La catastrophe a également mis en évidence une décision récente du gouvernement régional : la suppression d’une unité de gestion de crise coordonnée au niveau valencien, l’UVE. « Il avait été voté et financé par le précédent gouvernement régional, issu d’une coalition de gauche. Lorsqu’elle est arrivée au pouvoir, la coalition de droite – le PP allié au parti d’extrême droite Vox – l’a aboli avant qu’il ne puisse être opérationnel, au motif qu’il constituait « un placard doré pour les amis politiques du pouvoir précédent ». « , explique Agnès Delage.
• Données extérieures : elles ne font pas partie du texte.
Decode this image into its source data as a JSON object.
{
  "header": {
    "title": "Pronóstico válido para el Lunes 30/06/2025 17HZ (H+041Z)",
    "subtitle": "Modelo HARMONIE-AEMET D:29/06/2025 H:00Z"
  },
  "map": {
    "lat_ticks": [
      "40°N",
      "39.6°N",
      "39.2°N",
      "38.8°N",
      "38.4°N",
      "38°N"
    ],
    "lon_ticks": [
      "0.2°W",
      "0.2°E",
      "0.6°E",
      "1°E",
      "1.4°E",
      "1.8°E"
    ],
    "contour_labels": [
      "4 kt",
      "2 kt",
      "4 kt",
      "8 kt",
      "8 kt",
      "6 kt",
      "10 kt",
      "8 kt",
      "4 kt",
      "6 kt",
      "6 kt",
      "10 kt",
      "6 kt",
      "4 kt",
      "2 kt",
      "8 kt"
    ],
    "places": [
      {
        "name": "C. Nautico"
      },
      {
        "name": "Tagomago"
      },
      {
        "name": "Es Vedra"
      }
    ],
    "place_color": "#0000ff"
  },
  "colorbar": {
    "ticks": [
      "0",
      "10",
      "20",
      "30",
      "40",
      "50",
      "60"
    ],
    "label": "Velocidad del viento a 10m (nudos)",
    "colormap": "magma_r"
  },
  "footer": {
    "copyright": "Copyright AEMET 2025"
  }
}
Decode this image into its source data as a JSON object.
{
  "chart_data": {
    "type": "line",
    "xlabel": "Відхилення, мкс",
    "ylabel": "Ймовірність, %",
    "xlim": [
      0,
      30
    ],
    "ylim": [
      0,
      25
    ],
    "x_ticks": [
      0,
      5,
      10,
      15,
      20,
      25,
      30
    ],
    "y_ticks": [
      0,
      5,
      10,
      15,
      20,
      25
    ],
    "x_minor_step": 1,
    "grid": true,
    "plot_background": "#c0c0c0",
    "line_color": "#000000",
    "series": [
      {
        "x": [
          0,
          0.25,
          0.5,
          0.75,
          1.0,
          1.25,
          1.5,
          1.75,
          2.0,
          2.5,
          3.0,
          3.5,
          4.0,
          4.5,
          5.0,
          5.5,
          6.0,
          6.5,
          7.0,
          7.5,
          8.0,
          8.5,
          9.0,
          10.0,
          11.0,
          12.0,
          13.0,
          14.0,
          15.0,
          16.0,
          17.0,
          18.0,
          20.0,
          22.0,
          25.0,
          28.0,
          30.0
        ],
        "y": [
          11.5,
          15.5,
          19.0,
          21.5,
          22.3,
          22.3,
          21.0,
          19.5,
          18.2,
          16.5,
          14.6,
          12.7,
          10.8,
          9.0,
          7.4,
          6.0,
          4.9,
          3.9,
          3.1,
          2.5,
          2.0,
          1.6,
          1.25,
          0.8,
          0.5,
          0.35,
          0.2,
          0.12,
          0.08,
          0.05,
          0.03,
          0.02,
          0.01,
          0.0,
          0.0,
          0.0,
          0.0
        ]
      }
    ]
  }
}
Si l’on ne peut attribuer les échecs de la gestion de crise à ce système avorté, le chercheur constate que cette décision illustre tragiquement l’opération de détricotage des mesures phares du précédent exécutif menée par la nouvelle Generalitat, au pouvoir depuis 2023. « Au lieu d’une alternance, il y avait ce que le journal El Diario définie comme « une contre-réforme environnementale » »poursuit-elle, observant le climato-scepticisme « institutionnel ».
En ciblant les mesures environnementales prises par ses prédécesseurs, le Parti populaire « a adopté les vues et la rhétorique de l’extrême droite sur la question environnementale », analyse Agnès Delage, rappelant que c’est l’alliance entre le parti de droite traditionnel et le tout jeune parti Vox qui a permis le basculement du gouvernement régional après «des élections extrêmement tendues». Donc, « avant de souligner la nécessité de redéfinir les périmètres techniques de gouvernance, (la catastrophe) illustre une brutalisation de la vie publique », poursuit-elle, alors que la question de l’adaptation au changement climatique a souffert d’avoir été présentée par certains comme une manœuvre exclusivement partisane.
Dans une tribune publiée par le quotidien britannique Le GardienLa climatologue Friederike Otto, cofondatrice du réseau de scientifiques World Weather Attribution, chargé de s’interroger sur le lien entre épisodes météorologiques extrêmes et changement climatique, juge que le cas espagnol doit alerter tous les pays européens sur la gestion de ces crises, appelés à répéter. « L’UE devrait-elle disposer de fonds pour la prévention, plutôt que de dépenser de l’argent pour le nettoyage après la catastrophe ? Je pense que nous devons absolument augmenter les fonds et développer des plans coordonnés »prévient-elle. Parallèlement, à côté de l’enveloppe de plus de 10 milliards d’euros promise mardi par Pedro Sánchez, Carlos Mazón a annoncé que son gouvernement régional dépenserait 250 millions pour répondre à la crise. Il avait précédemment estimé les besoins de la population touchée à plus de 31 milliards.